One of the foremost authorities on the fourth gospel is, of course, the late Ray Brown. He argues that there was a "Johannine community," centered on the figure of the Beloved Disciple, that existed independently of the "head office" of the church, in Jerusalem, led by Peter and James. There was some tension between this community and the "head office," though they had not broken fellowship.
Then, in the AD 60s-80s, tension also flared within the Johannine community resulting in a break between one faction that went "gnostic," and another faction that eventually united with the Jerusalem church, bringing with them their sacred text, the fourth gospel, which was then integrated into what would later become the canonical scriptures. It is certainly not beyond the realm of possibility to imagine a scenario whereby the Jerusalem church happily welcomes the Johannine faction, and their holy book, provided that certain editorial changes be made.

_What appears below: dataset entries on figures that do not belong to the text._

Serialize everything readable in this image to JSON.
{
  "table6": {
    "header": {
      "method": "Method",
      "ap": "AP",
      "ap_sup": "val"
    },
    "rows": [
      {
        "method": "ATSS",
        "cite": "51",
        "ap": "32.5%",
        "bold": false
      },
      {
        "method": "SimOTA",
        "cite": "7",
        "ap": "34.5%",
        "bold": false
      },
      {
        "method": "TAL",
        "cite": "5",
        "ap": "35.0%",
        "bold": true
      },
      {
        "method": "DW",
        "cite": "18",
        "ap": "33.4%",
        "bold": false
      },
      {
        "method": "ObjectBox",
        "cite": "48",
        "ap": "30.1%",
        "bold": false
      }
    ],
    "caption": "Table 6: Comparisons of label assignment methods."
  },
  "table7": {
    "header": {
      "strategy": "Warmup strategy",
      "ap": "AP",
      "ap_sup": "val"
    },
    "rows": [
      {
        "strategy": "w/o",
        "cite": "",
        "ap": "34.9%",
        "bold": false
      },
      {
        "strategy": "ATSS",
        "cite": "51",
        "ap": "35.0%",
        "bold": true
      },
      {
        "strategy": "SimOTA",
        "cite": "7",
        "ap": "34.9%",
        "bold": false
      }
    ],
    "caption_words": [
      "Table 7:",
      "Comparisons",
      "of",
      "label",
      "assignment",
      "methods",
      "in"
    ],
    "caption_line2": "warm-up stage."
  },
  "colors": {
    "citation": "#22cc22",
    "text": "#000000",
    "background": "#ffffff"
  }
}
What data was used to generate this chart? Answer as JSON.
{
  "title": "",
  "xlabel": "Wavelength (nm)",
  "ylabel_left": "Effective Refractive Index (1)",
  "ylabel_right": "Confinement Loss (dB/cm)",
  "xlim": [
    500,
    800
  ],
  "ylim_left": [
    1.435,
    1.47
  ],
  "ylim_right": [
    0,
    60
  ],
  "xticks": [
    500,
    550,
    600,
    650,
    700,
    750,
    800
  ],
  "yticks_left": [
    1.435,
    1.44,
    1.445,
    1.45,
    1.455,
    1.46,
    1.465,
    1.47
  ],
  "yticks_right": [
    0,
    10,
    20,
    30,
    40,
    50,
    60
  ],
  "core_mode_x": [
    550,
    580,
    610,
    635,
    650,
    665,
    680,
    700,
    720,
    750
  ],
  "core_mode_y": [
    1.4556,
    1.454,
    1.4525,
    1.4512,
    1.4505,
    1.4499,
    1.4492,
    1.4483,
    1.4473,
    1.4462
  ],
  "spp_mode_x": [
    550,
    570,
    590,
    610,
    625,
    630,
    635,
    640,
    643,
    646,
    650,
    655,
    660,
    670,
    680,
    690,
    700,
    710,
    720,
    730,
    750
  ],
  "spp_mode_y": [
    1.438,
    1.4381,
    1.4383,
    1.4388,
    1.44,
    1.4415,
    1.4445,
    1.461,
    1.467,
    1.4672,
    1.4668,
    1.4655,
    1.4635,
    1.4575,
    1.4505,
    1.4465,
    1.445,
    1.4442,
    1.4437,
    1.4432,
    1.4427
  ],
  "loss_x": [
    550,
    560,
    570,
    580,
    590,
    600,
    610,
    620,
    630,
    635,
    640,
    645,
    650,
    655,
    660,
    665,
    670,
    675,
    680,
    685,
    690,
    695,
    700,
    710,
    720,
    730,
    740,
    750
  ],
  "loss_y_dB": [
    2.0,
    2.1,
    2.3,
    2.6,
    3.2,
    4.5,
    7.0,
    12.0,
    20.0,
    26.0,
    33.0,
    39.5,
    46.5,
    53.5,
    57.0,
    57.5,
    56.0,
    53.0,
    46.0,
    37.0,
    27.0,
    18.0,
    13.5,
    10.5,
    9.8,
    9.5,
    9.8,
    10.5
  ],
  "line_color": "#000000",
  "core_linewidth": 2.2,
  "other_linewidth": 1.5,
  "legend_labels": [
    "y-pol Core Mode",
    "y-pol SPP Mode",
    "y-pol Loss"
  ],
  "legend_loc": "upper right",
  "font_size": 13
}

It would answer the question of why Mary Magdalene is so prominent in the cross and resurrection accounts of all four gospels, but virtually invisible otherwise. (The only other place is Luke 8 where Luke mentions Mary Magdalene "from whom seven demons had gone out," and who apparently helped provide financially for Jesus.) Justino speculates that the place of Mary Magdalene in the cross and resurrection accounts was well known among the early Christians, and she couldn't be edited out of the story without it being obvious.